The first season of survivor was shot in Palau Tiga, an island some 30 minutes away from the city port. Since we still have a day to hit the beach and relax our about to explode muscles, we decided to spend the remnants of our budget to explore the islands, I wanted to do an island hopping and see two or three, but since our budget can only afford one–Palau Manukan it is!
Going to where the roots of the hit reality show Survivor, is no less than perfect and politically appropriate at that point, we survived the ambitious climb and we deserve the title (and no we’re not singing the Destiny’s Child cliche).
We walked several minutes from where we ate our breakfast to Jesselton Port.
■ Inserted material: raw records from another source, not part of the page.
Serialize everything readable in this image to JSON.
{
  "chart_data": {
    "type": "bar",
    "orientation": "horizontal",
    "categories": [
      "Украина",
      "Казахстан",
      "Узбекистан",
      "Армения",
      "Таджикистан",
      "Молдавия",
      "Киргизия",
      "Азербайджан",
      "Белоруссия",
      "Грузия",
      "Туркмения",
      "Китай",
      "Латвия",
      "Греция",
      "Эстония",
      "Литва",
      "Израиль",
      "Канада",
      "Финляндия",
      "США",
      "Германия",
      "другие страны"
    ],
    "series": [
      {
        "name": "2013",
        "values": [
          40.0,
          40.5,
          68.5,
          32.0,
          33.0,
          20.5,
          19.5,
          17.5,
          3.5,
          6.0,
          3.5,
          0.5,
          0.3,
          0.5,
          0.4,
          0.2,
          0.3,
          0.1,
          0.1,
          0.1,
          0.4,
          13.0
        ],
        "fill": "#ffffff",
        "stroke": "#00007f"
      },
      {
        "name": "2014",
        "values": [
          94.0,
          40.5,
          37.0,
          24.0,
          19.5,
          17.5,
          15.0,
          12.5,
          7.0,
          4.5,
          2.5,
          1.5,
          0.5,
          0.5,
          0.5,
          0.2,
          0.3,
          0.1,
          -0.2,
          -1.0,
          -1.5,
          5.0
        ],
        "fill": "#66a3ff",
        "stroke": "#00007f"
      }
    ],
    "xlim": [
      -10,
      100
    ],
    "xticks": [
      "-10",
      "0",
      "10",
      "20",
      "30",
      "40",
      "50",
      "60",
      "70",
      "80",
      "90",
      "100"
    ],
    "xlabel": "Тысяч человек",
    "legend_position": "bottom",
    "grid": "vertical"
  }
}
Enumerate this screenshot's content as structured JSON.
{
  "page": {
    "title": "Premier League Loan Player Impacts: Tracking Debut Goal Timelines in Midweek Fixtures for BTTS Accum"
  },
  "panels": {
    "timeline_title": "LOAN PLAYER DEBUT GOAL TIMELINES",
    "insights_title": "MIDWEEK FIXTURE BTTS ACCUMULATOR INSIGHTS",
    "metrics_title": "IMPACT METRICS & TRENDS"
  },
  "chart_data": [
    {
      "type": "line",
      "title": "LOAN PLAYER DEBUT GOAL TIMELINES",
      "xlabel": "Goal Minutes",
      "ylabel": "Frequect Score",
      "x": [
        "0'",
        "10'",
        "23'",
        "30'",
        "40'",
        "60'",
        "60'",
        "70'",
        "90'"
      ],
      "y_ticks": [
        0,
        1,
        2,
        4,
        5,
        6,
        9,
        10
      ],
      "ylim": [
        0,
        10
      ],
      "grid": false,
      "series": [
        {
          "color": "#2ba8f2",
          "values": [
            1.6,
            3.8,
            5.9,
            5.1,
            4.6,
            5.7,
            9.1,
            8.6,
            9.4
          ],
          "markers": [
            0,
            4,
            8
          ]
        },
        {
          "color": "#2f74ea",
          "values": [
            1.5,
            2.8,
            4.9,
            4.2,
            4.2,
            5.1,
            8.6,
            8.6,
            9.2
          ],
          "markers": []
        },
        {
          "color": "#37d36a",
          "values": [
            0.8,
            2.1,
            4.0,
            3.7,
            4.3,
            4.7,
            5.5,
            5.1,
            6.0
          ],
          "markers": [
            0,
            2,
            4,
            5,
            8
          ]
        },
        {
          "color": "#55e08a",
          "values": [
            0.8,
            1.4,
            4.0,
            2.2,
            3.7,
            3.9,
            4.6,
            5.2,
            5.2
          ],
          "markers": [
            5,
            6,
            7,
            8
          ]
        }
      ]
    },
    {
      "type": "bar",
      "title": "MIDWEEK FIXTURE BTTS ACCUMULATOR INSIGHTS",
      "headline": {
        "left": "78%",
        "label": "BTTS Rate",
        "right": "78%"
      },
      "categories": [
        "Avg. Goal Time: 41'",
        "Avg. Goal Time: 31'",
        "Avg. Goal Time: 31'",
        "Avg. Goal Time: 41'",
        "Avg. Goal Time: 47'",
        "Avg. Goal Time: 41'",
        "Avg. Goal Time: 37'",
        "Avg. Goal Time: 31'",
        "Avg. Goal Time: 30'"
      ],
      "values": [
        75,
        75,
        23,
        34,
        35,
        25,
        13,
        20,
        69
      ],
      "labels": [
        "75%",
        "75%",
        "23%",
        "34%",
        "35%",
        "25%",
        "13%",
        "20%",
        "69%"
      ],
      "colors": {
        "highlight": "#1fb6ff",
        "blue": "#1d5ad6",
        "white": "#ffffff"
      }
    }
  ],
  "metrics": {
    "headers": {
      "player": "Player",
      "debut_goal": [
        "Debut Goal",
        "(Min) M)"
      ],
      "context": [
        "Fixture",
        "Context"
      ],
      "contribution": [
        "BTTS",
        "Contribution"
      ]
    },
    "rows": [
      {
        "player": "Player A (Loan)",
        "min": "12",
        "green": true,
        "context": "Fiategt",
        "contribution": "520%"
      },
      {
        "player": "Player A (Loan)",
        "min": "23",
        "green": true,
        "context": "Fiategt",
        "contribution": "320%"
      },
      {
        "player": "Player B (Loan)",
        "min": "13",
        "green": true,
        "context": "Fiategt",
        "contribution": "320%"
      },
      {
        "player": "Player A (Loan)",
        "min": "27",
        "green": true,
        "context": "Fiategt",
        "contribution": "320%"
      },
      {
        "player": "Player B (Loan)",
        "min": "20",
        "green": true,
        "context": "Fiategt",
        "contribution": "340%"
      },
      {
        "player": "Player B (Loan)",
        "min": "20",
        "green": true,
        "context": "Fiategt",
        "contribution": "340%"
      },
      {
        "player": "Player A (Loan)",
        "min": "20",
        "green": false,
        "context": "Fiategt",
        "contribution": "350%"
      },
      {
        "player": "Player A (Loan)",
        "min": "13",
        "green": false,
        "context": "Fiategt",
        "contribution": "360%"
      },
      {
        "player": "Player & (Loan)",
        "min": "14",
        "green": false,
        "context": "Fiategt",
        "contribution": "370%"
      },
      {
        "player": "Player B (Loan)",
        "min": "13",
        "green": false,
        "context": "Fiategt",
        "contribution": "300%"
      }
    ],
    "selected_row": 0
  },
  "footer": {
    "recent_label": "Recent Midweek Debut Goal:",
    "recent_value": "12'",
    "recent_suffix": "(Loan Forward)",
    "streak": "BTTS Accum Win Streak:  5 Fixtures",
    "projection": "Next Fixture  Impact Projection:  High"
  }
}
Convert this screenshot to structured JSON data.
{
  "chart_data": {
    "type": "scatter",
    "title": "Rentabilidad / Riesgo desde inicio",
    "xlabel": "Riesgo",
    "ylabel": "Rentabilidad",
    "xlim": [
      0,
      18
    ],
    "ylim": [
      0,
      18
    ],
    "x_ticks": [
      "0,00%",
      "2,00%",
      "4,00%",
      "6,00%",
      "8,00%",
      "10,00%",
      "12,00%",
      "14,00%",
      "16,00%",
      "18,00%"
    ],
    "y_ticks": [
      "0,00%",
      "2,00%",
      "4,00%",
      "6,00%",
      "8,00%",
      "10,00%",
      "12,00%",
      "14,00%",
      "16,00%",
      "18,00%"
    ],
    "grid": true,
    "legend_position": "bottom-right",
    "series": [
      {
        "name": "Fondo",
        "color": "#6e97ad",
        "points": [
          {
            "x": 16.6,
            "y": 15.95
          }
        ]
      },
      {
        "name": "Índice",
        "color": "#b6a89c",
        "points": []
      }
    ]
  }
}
With almost paralyzed legs and non functioning brains we said yes to the first guy who grabbed us and offered the ride to Manukan, no negotiations, no haggling, surprisingly effortless. After paying a total of MYR45 for the speedboat ride, port fee and all those conservation sh**, we realized we left our sunblock in our hostel. Too late, our boat is already speeding towards the island.
We weren’t expecting anything, for an island so proximal to the bustling city, we did not believe that there is a perfect beach around, at least not remotely comparable to our Boracay or Palawan. Being Filipinos, our standard bars when it comes to beaches is close to insatiable. But we were surprised with Palau Manukan.
Once our toes touched the white sand, we immediately looked for a spot under the trees, laid our sarongs, flatten the sand underneath, and slowly drift away to dreamland… It was a slothful siesta, so sinful the devil was already sending an SMS for flight schedule. But who cares? This is Kota Kinabalu compensating and calling it ‘quits’ after the epic torture.
Monette found out that the receptionist, the boatman and other staff in the island happened to be Filipinos. And being a kababayan, they actually offered the snorkeling gears for free. I so love that “Pinoy abroad” culture.
The marine life in this side of Borneo is so rich: Try to bring a piece of bread and schools of fish will swarm you, it is kind of bordering to scary actually, because some fishes aren’t small, some bigger than my torso. The water is warm and dipping is perfect to melt those premature uric acid that got crystallized during the climb, if it’s not for the fact that it’s jellyfish season, I would definitely spend the rest of the afternoon playing with fishes.
And so I did the right and most responsible thing to do, I went back to Slothville.
Before I completely surrender consciousness, I lay down stared at the sky for couple of minutes, while trying to digest the adventure that was.
“Whoa, climbing Kinabalu is something that I will remember for the rest of my life.
But is it worth it? HELL YES…
Am I gonna do it again? NOT A CHANCE!”
I closed my eyes smiling, as the noon light fades out.